Eigentumswohnungen werden in Moers durchschnittlich für 2.100 €/m² gehandelt, Einfamilienhäuser für rund 1.900 €/m². Bei üblichen Kaufpreisen fällt die Maklerprovision entsprechend aus – ein Betrag, der nach dem BGH-Urteil unter Umständen zurückgefordert werden kann.
Das BGH-Urteil betrifft auch Online-Maklerverträge, wenn der Makler seinen Sitz in Moers hat. Maßgeblich für den Gerichtsstand ist der Sitz des Maklers (§§ 12, 17 ZPO). Abhängig vom Streitwert sind das Amtsgericht oder das Landgericht Kleve zuständig (Landgericht Kleve: Nassauerallee 1, 47533 Kleve); seit 2026 sind Verfahren bis 10.000 € Streitwert den Amtsgerichten zugewiesen. Betroffene sollten ihre Ansprüche zeitnah prüfen lassen.
Das Landgericht Kleve ist bei Streitwerten über 10.000 € für zivilrechtliche Klagen im Bezirk Moers zuständig. Landgerichte behandeln komplexere zivilrechtliche Streitigkeiten und fungieren auch als Berufungsinstanz für Amtsgerichte. Zuständig ist das Gericht am Sitz des Beklagten – also dort, wo der Makler seinen Sitz hat. Rückforderungsansprüche gegen Immobilienmakler mit Sitz im Gerichtsbezirk werden hier verhandelt.
Der Moerser Immobilienmarkt profitiert von der Duisburg-Nähe und den moderaten Preisen.
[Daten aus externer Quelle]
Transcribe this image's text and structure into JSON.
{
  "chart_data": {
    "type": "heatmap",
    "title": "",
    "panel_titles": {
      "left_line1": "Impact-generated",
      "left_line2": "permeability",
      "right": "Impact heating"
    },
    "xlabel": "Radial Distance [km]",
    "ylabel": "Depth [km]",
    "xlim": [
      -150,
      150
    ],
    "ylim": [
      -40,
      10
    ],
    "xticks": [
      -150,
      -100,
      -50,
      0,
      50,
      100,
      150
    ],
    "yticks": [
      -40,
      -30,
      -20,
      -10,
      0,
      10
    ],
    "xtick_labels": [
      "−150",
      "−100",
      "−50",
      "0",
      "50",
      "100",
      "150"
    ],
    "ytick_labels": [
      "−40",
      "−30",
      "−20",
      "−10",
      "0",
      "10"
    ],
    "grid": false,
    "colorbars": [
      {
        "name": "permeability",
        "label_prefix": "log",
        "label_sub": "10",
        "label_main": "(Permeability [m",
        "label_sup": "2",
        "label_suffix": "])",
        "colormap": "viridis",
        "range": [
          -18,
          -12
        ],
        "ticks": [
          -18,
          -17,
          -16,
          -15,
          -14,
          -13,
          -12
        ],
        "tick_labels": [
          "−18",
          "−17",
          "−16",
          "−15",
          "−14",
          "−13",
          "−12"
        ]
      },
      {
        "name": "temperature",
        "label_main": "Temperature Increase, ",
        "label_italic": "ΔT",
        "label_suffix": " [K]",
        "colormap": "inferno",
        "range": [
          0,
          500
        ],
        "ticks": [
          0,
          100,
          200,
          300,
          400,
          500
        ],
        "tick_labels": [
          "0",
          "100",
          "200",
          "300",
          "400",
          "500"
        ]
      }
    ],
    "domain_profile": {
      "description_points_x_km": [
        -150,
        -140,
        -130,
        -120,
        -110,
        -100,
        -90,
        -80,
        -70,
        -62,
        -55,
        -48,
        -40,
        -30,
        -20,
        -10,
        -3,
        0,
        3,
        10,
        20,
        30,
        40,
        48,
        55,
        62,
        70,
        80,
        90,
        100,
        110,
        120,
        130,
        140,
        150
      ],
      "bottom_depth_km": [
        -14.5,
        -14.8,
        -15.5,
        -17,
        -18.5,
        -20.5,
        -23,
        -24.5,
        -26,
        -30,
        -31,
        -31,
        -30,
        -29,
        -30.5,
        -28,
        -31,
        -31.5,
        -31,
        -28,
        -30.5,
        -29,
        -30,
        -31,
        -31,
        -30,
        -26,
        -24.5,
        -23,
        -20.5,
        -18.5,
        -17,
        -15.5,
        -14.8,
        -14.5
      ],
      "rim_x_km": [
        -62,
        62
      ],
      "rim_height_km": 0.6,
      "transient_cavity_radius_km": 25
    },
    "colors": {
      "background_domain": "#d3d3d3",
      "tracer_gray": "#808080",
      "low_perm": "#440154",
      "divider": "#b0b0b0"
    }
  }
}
Eigentumswohnungen liegen im Schnitt bei 2.100 €/m², Einfamilienhäuser bei 1.900 €/m².
Trotz moderater Preise können auch hier gezahlte Maklerprovisionen bei einem unwirksamen Online-Maklervertrag vollständig zurückgefordert werden.
Mehr Informationen zur Rückforderung von Maklerprovision.